All to say, it’s hard to keep up on several fronts. It’s even harder for me to grasp, after all my decades of thinking of China as the world’s population leader, that India is now the country with the most people. On the scale we’re talking about it’s just by a hair, mind you: India edged out China by a mere 295,631, or a city of about the same size as Saskatoon or Windsor. Pfft.
I think we’re supposed to take the precision of these estimates with a grain of salt. It’s an interesting choice, presenting a population estimate with a number that looks nothing like an estimate–1,428,627,663 in the case of India–as opposed, say, to 1.4 billion, but I’m sure they have their reasons.
Clicking on the country name shows the live count, presumably based on a model of births, deaths, and net migration, rather than on a legion of real-time census-takers in the field.
Ari! Meera just had twins.
Adjust your count for the block.
As I watched, India’s counter increased steadily–by 1 person every second or two–but China’s counter was broken, not increasing at all. Odd.

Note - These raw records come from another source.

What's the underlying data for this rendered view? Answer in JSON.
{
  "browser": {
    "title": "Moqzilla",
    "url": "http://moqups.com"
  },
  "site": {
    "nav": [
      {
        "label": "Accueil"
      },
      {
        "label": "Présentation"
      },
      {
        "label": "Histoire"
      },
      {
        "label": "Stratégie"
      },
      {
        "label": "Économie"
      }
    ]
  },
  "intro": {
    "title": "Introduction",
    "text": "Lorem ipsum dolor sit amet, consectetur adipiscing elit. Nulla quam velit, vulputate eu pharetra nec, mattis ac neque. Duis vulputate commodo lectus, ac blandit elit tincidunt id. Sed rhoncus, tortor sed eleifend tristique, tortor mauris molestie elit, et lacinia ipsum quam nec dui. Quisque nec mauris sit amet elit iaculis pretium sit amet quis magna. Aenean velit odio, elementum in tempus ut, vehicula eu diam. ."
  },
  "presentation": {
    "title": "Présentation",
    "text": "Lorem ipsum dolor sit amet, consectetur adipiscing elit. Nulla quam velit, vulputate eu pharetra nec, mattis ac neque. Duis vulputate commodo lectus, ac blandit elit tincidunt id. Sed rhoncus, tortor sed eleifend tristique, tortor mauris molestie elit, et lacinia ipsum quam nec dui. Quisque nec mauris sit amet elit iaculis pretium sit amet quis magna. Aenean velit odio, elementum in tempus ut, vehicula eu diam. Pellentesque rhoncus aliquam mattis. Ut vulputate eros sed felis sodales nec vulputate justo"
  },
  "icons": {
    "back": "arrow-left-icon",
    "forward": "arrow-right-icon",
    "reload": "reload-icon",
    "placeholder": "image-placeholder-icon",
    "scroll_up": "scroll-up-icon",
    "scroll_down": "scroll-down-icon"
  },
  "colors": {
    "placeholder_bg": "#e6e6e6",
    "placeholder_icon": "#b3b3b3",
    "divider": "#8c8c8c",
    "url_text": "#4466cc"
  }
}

A few tens of seconds later I checked China again. Maybe the site just needed more time to load? I frowned. It looked mostly unchanged, of course, but . . . that last digit: the 3. Hadn’t it been a 4 the first time? As I frowned at China’s number, the last digit changed to a 2. Yikes! Their population was falling as I watched: according to the live counter, by 1 person every 45 seconds or so.
Population growth rates don’t have to seem high to have a big impact over time. When I clicked-in, India’s person-per-second-or-so population growth was already more than a million higher than the static number in the table. Likewise, slow-but-steady depopulation will catch our attention eventually. Opinions vary on the implications: some folks are practically apocalyptic; some see serious but manageable problems; some are quite cheery. Some, like the Government of the Netherlands, have websites (in English? yes) that talk about managing the effects of what they expect: an overall 10% drop in population by 2040.
Now, I’m sure I’d read something somewhere to the effect that China’s population has peaked, or heard it on the news. OK, I’m not sure I had, but I’m not sure I hadn’t. It seems very likely. After all, I’ve been hearing for years that Japan’s population is falling, so it’s not like the concept is new.
But it sure didn’t have the same impact as watching that population counter count down.